Jinx dreams about Ekko.

Not the violent, twisted dreams that usually haunt her broken mind, populated with the faces and the voices of the dead. Not the fight on the bridge where she and her oldest living friend had tried to literally tear each other to pieces. Not even about a few days ago, when Ekko had found her ready to pull one of Chomper's pins and talked her down from the edge.

Cold and shivering, alone in the wreckage where she belonged, Jinx dreamed about another world. One where Powder never died, where Ekko got to live out his life as the Boy Genius instead of the Boy Savior. A world where Mylo and Claggor actually got to grow up, and where Silco had found Vander's letter of apology. It was almost perfect, except for the missing piece…

Jinx wakes up slowly, visions from this world and the one from her dreams blending together before slowly separating again, like oil and water. She wonders vaguely to herself if the stories Ekko had told her had been… real? If there really was a world out there were Powder still existed, never became the monster looking back at her in the mirror?

Voices float down to her from above; it sounds like enforcers. Jinx considers lying there, waiting for them to find her, to drag her away, to punish her however they see fit for her myriad crimes, but even now she just can't bring herself to give up like that. Not for them, not after losing Vander and everyone she ever loved again.

She pushes herself up, groaning in pain. Her left arm is covered in burns, already scarring over thanks to the wondrous powers of Shimmer. She follows the tunnel she'd been hiding in, into the strangest network of pipes, vents, tunnels. Some lead to some other building or passageway in Zaun, most lead nowhere at all, but Jinx had spent her entire life crawling through the Undercity. The only secrets left to this place were her own.

When Jinx emerges, the sun has long set. She pulled her hood up over her head, grateful that Ekko had chopped her hair off beyond recognition. The streets are quiet, mournful. If she lets herself look at the walls as she passes by, Jinx sees her face over and over again. Her people have made her radiant in death, powerful. She pulls the hood further down, not wanting to be recognized, not wanting to take this away from them. She figures she's better to Zaun as a symbol of rebellion and the battles won than to Jinx them with her presence any longer.
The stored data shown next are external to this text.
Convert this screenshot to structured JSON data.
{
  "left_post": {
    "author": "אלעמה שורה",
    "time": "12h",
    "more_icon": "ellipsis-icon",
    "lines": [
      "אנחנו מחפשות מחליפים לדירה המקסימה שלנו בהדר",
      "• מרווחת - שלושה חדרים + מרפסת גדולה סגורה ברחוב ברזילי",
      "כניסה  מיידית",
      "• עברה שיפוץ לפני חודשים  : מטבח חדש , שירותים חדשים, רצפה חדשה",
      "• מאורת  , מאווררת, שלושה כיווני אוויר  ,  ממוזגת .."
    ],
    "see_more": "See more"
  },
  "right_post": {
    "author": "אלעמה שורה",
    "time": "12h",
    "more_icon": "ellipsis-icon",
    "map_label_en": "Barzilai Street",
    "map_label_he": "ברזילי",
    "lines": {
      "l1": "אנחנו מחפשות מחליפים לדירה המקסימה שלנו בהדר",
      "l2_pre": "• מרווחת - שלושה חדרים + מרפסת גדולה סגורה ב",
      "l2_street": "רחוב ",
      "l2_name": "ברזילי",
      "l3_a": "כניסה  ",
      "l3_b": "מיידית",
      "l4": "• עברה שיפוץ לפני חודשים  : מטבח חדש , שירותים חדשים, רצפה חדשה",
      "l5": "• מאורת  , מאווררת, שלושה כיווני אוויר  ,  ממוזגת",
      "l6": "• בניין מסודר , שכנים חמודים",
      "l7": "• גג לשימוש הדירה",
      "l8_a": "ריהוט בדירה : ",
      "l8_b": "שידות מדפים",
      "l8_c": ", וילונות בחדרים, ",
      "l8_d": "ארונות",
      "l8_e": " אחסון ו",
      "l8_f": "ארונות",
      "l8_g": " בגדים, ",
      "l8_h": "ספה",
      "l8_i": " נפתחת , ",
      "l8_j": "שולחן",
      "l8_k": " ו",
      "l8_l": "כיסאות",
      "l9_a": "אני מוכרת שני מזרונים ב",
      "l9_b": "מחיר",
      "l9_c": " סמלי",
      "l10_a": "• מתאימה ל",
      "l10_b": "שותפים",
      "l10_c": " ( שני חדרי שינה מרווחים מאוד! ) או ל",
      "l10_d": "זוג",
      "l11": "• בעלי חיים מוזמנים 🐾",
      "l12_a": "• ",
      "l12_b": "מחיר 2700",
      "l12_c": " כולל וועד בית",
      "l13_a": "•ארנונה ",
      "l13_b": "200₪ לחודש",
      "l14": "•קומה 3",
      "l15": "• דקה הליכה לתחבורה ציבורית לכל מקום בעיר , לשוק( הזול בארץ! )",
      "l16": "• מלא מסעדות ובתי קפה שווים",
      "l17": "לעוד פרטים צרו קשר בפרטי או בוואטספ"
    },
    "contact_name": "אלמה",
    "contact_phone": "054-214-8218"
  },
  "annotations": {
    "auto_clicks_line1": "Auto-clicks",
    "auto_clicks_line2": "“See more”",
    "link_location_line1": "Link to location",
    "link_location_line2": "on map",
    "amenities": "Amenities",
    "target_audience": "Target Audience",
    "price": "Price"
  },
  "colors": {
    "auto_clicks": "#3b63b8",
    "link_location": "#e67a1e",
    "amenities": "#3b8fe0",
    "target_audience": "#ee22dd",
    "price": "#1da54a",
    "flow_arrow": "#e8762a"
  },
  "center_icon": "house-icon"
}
Picking through the dark streets, she's surprised by how empty it is, but grateful she doesn't recognize any of the faces that pass her by. More than once she thinks she does, then has to stop herself from pulling down her hood and calling out. She doesn't know what she'd do if she saw Ekko or Vi, and she knows that she has to stay away. To let them think she's gone. That she'd finally broken the terrible cycle of death and pain that surrounded her entire life.

She wants to stop by her old hideout, to loot it for everything it's good for, but when she gets there she's stunned halfway to tears. The damn fools had memorialized the place, for Janna's sake. Jinx covers her mouth with her hands when she notices the mural - clearly painted by Ekko - that dominates the massive, open space inside.

Jinx and Isha. Running through the grass together, butterflies circling them, holding hands. They look so happy, it makes something break inside of her. When Jinx looks down at her side, Isha's there for just a moment, grinning just like in the painting, before disappearing in a haze. Looking back and forth from the empty space beside her to the depiction on the wall, she feels something break inside of her.

"I just can't seem to die," Jinx mutters again, her new mantra. "Why you, and not me, huh, kid?" The world starts to close in around her, laughing bubbling up from the depths of her psyche.

"We don't want you," seemed to say the dead. "Here, we're safe from you."

Jinx's eyes dart around the hideout, frantic, searching. Maybe someone is here? Sevika, or…

But she shakes her head, backing out of the memories and the memorial, panic setting in. It had never been more clear or more obvious than in this moment; if she can't die, then clearly, she will have to leave.